Once in a while Magda thought of Mihail. He had married someone else…they had three children now. Magda had only Papa.
Everything changed with Mother’s death. Magda couldn’t explain how it happened, but Papa grew to be the center of her life. Although she had been surrounded by men in those days, she took no notice of them. Their attentions and advances had lain like beads of water on a glass figurine, unappreciated, unabsorbed, leaving not so much as a hazy ring when they evaporated.
She spent the intervening years suspended between a desire to be somehow extraordinary and a longing for all the very ordinary things that most other women took for granted. And now it was too late. There was really nothing ahead for her—she saw that more clearly every day.
And yet it could have been so different! So much better! If only Mother hadn’t died. If only Papa hadn’t fallen sick. If only she hadn’t been born a Jew. She could never admit the last to Papa. He’d be furious—and crushed—to know she felt that way. But it was true. If they were not Jews, they would not be on this train; Papa would still be at the university and the future would not be a yawning chasm full of darkness and dread with no exit.
The plains gradually turned hilly and the tracks began to slope upward. The sun sat atop the Alps as the train climbed the final slope to Campina. As they passed the towers of the smaller Steaua refinery, Magda began to help her father into his sweater. When that was on, she tightened the kerchief over her hair and went to get his wheelchair from an alcove at the rear of the car. The younger of the two Iron Guards followed her back. She had felt his eyes on her all during the trip, probing the folds of her clothes, trying to find the true outline of her body. And the farther the train had moved from Bucharest, the bolder his stares had become.
As Magda bent over the chair to straighten the cushion on the seat, she felt his hands grip her buttocks through the heavy fabric of her skirt. The fingers of his right hand began to try to worm their way between her legs. Her stomach turning with nausea, she straightened up and wheeled toward him, restraining her own hands from clawing at his face.
“I thought you’d like that,” he said, and moved closer, sliding his arms around her.
“You’re not bad looking for a Jew, and I could tell you were looking for a real man.”
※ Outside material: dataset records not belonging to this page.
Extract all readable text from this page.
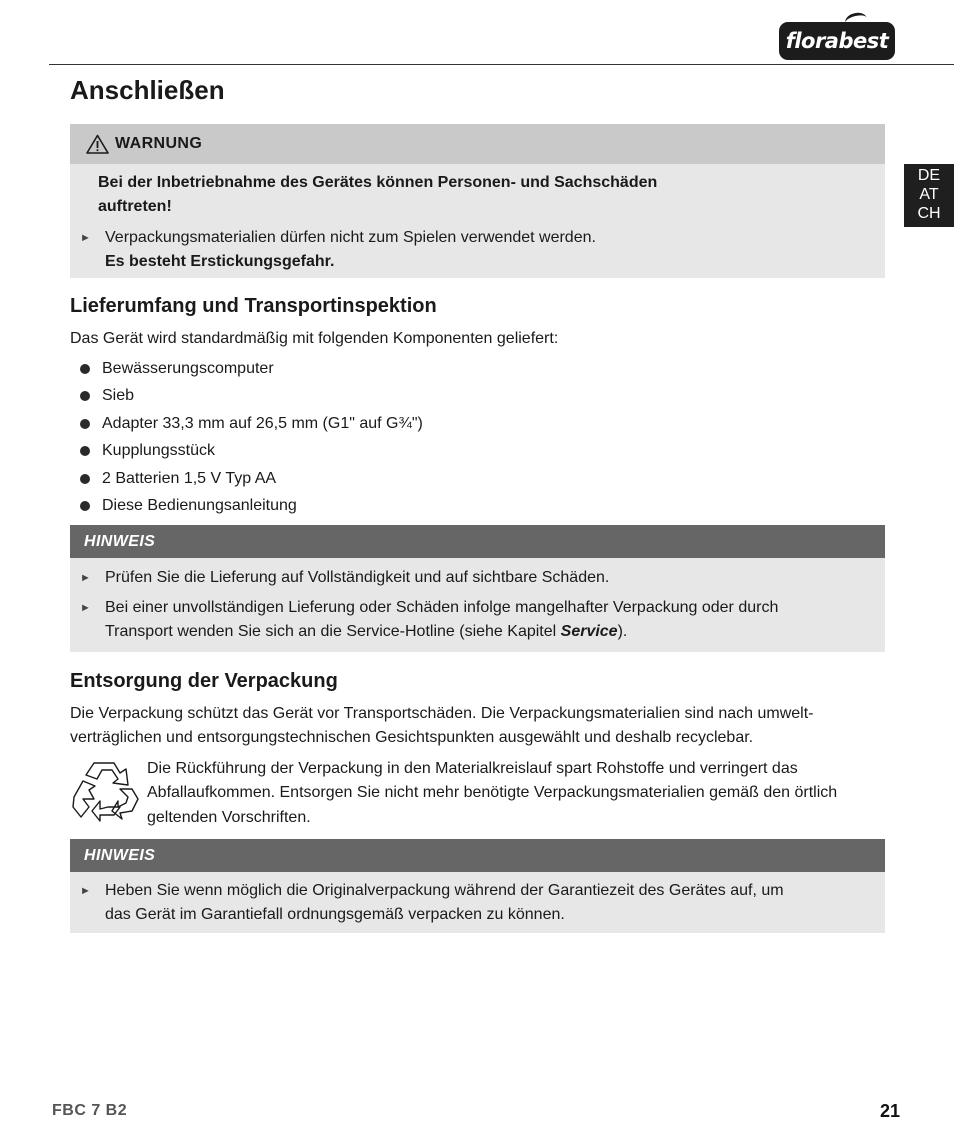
florabest
DE
AT
CH
Anschließen
WARNUNG
Bei der Inbetriebnahme des Gerätes können Personen- und Sachschäden
auftreten!
► Verpackungsmaterialien dürfen nicht zum Spielen verwendet werden.
Es besteht Erstickungsgefahr.
Lieferumfang und Transportinspektion
Das Gerät wird standardmäßig mit folgenden Komponenten geliefert:
Bewässerungscomputer
Sieb
Adapter 33,3 mm auf 26,5 mm (G1" auf G¾")
Kupplungsstück
2 Batterien 1,5 V Typ AA
Diese Bedienungsanleitung
HINWEIS
► Prüfen Sie die Lieferung auf Vollständigkeit und auf sichtbare Schäden.
► Bei einer unvollständigen Lieferung oder Schäden infolge mangelhafter Verpackung oder durch
Transport wenden Sie sich an die Service-Hotline (siehe Kapitel Service).
Entsorgung der Verpackung
Die Verpackung schützt das Gerät vor Transportschäden. Die Verpackungsmaterialien sind nach umwelt-
verträglichen und entsorgungstechnischen Gesichtspunkten ausgewählt und deshalb recyclebar.
Die Rückführung der Verpackung in den Materialkreislauf spart Rohstoffe und verringert das
Abfallaufkommen. Entsorgen Sie nicht mehr benötigte Verpackungsmaterialien gemäß den örtlich
geltenden Vorschriften.
HINWEIS
► Heben Sie wenn möglich die Originalverpackung während der Garantiezeit des Gerätes auf, um
das Gerät im Garantiefall ordnungsgemäß verpacken zu können.
FBC 7 B2	21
Magda looked at him. He was anything but “a real man.” He was at most twenty, probably eighteen, his upper lip covered with a fuzzy attempt at a mustache that looked more like dirt than hair. He pressed himself against her, pushing her back toward the door.
“The next car is baggage. Let’s go.”
Magda kept her face utterly impassive. “No.”
He gave her a shove. “Move!”
As she tried to decide what to do, her mind worked furiously against the fear and revulsion that filled her at his touch. She had to say something, but she didn’t want to challenge him or make him feel he had to prove himself.
“Can’t you find a girl that wants you?” she said, keeping her eyes directly on his.
He blinked. “Of course I can.”
“Then why do you feel you must steal from one who doesn’t?”
“You’ll thank me when it’s over,” he said, leering.
“Must you?”
He withstood her gaze for a moment, then dropped his eyes. Magda did not know what would come next. She readied herself to put on an unforgettable exhibition of screaming and kicking if he continued to try to force her into the next car.
The train lurched and screeched as the engineer applied the brakes. They were coming into Campina junction.
“There’s no time now,” he said, stooping to peer out the window as the station ramp slid by. “Too bad.”
Saved. Magda said nothing. She wanted to slump with relief but did not.
The young Iron Guardsman straightened and pointed out the window. “I think you would have found me a gentle lover compared to them.”
Magda bent and looked through the glass. She saw four men in black military uniforms standing on the station platform and felt weak. She had heard enough about the German SS to recognize its members when she saw them.